Windows Server 2003 and IIS 6.0 run ASP.NET under NETWORK SERVICE, by default. But, we're going to use impersonation.
So you want to add this to your web.config:
<identity impersonate="true" />
The account used to grant your permission accessing the IIS metaBase will be the IUSR_<servername> account. I will continue to refer to this account just as IUSR_. You know you have to append your server's name.
WMI permission
- Go to Control Panel -> Administrative Tools -> Computer Management -> Services & Applications.
- Right-click WMI Control, choose Properties.
- Click Security.
- Open the tree.
- Click MicrosoftIISv2.
- Click Security.
- Click Advanced.
- Double click IUSR_ (or add it if it isn't there).
- Select 'Apply onto': This namespace and sub-namespaces.
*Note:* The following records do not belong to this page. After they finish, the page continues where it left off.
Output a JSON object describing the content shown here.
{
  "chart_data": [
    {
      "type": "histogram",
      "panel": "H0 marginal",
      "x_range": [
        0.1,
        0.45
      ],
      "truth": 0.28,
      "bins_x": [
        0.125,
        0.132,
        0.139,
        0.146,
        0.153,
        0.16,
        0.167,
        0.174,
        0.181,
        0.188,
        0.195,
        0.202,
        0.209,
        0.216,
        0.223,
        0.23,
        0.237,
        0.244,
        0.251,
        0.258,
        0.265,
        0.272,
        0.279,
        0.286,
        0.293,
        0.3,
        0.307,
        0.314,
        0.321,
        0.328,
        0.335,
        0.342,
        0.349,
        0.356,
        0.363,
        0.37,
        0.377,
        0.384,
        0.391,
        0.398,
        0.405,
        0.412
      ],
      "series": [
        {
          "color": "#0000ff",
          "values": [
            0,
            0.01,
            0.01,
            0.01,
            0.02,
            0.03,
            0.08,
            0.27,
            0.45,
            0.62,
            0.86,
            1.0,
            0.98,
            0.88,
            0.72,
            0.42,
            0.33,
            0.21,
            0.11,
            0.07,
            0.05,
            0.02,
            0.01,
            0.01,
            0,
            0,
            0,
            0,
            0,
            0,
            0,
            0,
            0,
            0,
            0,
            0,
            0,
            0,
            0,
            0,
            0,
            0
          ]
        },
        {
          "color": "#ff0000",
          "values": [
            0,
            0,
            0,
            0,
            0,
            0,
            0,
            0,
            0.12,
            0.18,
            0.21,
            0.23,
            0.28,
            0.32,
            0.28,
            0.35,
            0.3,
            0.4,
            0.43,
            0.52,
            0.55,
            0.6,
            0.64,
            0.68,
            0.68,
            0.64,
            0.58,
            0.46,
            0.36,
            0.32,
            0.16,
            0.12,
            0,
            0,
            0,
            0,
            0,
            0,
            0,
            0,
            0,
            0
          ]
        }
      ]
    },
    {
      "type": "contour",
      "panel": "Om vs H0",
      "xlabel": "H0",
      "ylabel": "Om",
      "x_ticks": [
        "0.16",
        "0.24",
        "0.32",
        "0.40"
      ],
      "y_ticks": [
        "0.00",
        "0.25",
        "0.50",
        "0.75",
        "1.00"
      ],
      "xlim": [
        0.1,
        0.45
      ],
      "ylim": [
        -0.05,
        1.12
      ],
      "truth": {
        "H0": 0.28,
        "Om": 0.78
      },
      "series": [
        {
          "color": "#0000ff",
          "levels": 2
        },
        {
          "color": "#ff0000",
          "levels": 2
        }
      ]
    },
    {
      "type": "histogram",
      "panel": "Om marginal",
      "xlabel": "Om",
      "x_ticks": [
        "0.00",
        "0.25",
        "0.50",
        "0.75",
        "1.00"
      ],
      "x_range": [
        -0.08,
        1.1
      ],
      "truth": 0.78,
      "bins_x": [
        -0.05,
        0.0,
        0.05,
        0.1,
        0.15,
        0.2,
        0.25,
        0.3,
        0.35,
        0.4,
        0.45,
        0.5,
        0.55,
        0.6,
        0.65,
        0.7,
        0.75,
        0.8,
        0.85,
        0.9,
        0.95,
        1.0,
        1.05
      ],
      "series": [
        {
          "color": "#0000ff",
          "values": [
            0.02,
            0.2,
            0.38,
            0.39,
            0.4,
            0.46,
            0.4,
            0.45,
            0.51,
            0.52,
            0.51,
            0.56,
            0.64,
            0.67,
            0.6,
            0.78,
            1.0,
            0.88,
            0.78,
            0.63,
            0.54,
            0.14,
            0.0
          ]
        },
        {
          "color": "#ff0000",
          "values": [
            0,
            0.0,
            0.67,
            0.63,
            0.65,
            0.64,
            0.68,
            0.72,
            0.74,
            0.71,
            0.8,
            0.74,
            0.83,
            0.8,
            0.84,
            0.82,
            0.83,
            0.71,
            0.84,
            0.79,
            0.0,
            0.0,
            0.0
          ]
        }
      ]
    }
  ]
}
- Check all the checkboxes.
- Apply and Close all dialogs.
IIS metabase permission
- Download and install the IIS 6 Resource Kit.
- Run the MetaBase Explorer (find it in the Resource Kit menu under Start).
- Open the tree, and right click the first or second node and choose Permissions.
- If it complains about the current key inheriting from /, click Yes.
- Click IUSR_ or add it.
- Check Full Control.
- Apply and Close all dialogs.
You should be ready to run with enough permissions.
It would be great if someone with more experience could comment on this and point out how to properly configure IIS and WMI to run this code. As I mentioned earlier, I found this out by trying, so I don't know if this is the optimal solution to the problem.
If someone has any problems running this code, I would like to help more.